After perusing some of the message boards on SparkPeople lately, and reading several fitness-oriented blogs and women's issue-oriented blogs, I have been thinking a lot about body image, body types, and how we think about these things (individually and as a culture). While I have always been generally happy with my body, I have my moments, like everyone else.
Thankfully, I was raised in a health-conscious household, and my mother especially was always trying to enforce healthy habits. A healthy body image was part of this. My mother always told me it was not worth it to be thin if I was not healthy. Exercise and a healthy diet were crucial, and how your body looked was not emphasized. I realize now that I am older that this attitude has helped me really accept myself and have a healthy attitude toward my body and my health.
If anything, lately, I have been wishing that I was not as thin! I am not super-skinny, but I have never been very curvaceous either. I would not mind if I was a little more on the Marilyn Monroe side of things...bodies like that always look so feminine and beautiful to me.
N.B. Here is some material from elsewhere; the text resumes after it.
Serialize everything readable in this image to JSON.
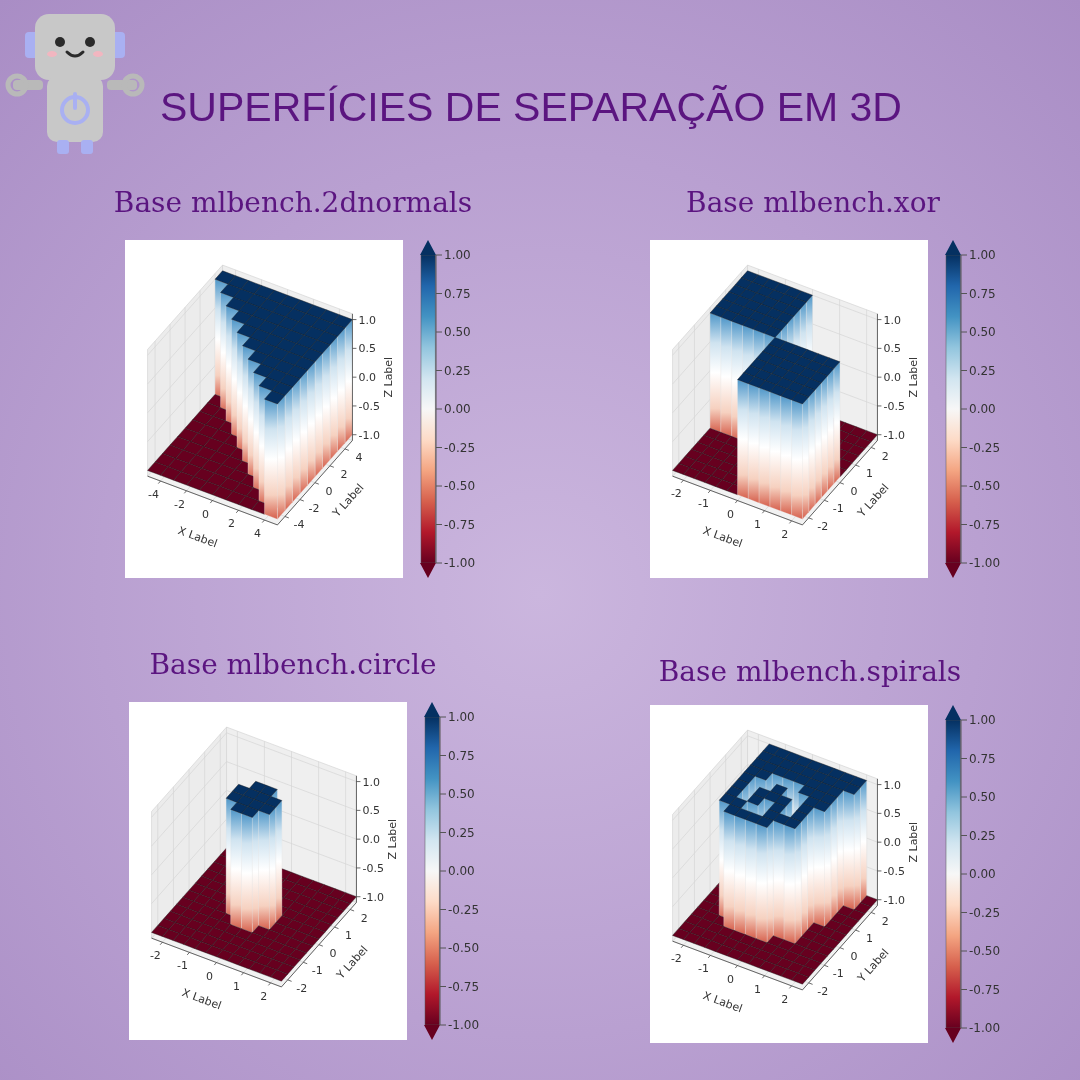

But, beauty comes in all shapes and sizes and it is best to be at your natural healthy body type, whatever that is.
My occasional longings for more curves have me thinking about something that my grandfather said to me when I was about 16. I was walking around the neighborhood with my grandfather and my mother, and my grandfather commented to my mother that I was becoming a beautiful young lady and that I looked good because I "wasn't skinny." For a moment this caught me off guard. Among nearly all the girls my age, "not skinny" was NOT a compliment! Not skinny implied....fat! and we lived in a culture where fat was a terrible thing. So how could I be beautiful and "not skinny?"
I thought about what my grandfather said, and I realized that when he was growing up, "skinny" probably would have been a negative term referring to women who looked underweight or undernourished. Over time, it had morphed into a compliment as being thin became more fashionable. As I think about it now, I think me grandfather's comment reflects a healthier attitude about women and their bodies by appreciating our natural curves.
It's good to question what we have been told is beautiful and look at it from a different perspective. I have always believed that healthy is beautiful, whatever physical form it might take. Diversity in shapes and sizes is was makes us unique and truly beautiful, including when we are "not skinny."